Indicators
RSI (Relative Strength Index)
4 min
The RSI — known in Portuguese-speaking markets as the IFR (Índice de Força Relativa) — is a momentum oscillator that measures the speed and size of recent price moves on a scale of 0 to 100.
How to read it
- Above 70 is conventionally overbought — the move up has been fast and may pause.
- Below 30 is conventionally oversold — the move down has been fast and may bounce.

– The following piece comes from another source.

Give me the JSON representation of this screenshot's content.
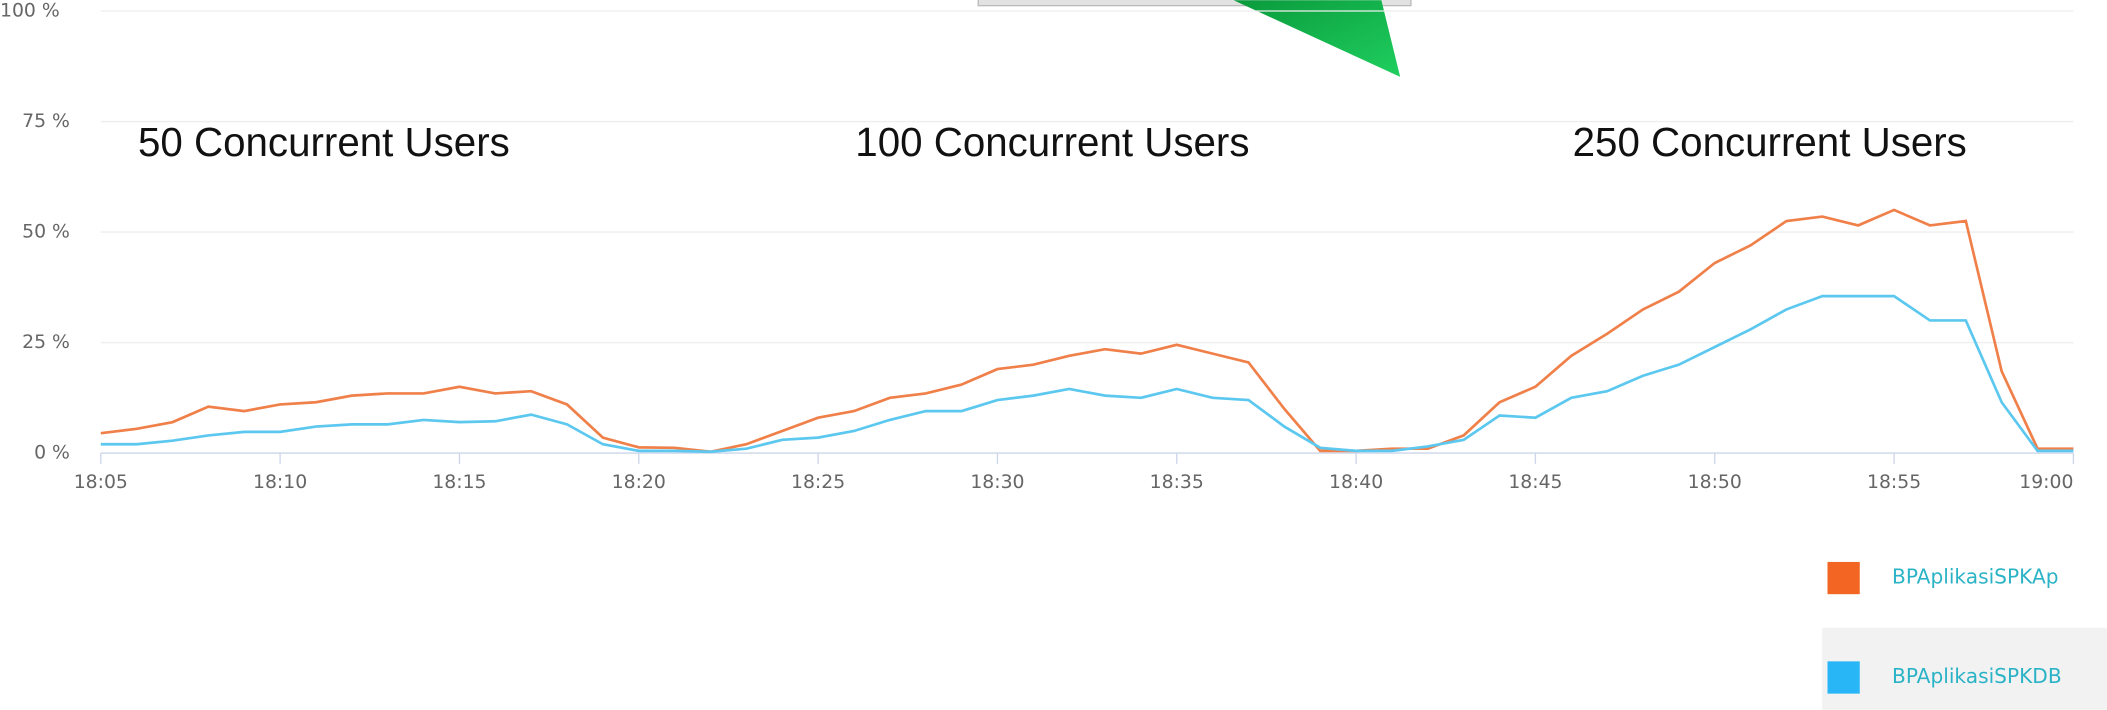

- The 50 line acts as a momentum midpoint; staying above it suggests bullish control.
Beyond the obvious
The most respected RSI signal is divergence: price makes a new high but RSI makes a lower high (bearish divergence), or price makes a new low but RSI makes a higher low (bullish divergence). Divergence warns that momentum is fading beneath the surface.
The classic mistake
"Overbought" does not mean "sell now". In a strong trend, RSI can sit above 70 for a long time while price keeps climbing — selling every overbought reading in an uptrend is a fast way to lose. Treat overbought/oversold as context, and reserve the actual signals for divergence and for moves back across the 30/50/70 lines, ideally with the trend.
This content is for educational and informational purposes only and is not investment, financial, tax or legal advice. Trading and investing carry risk, including the possible loss of capital. Any performance shown by third-party tools is hypothetical and not a promise of future results. Do your own research and consider professional advice before making any decision.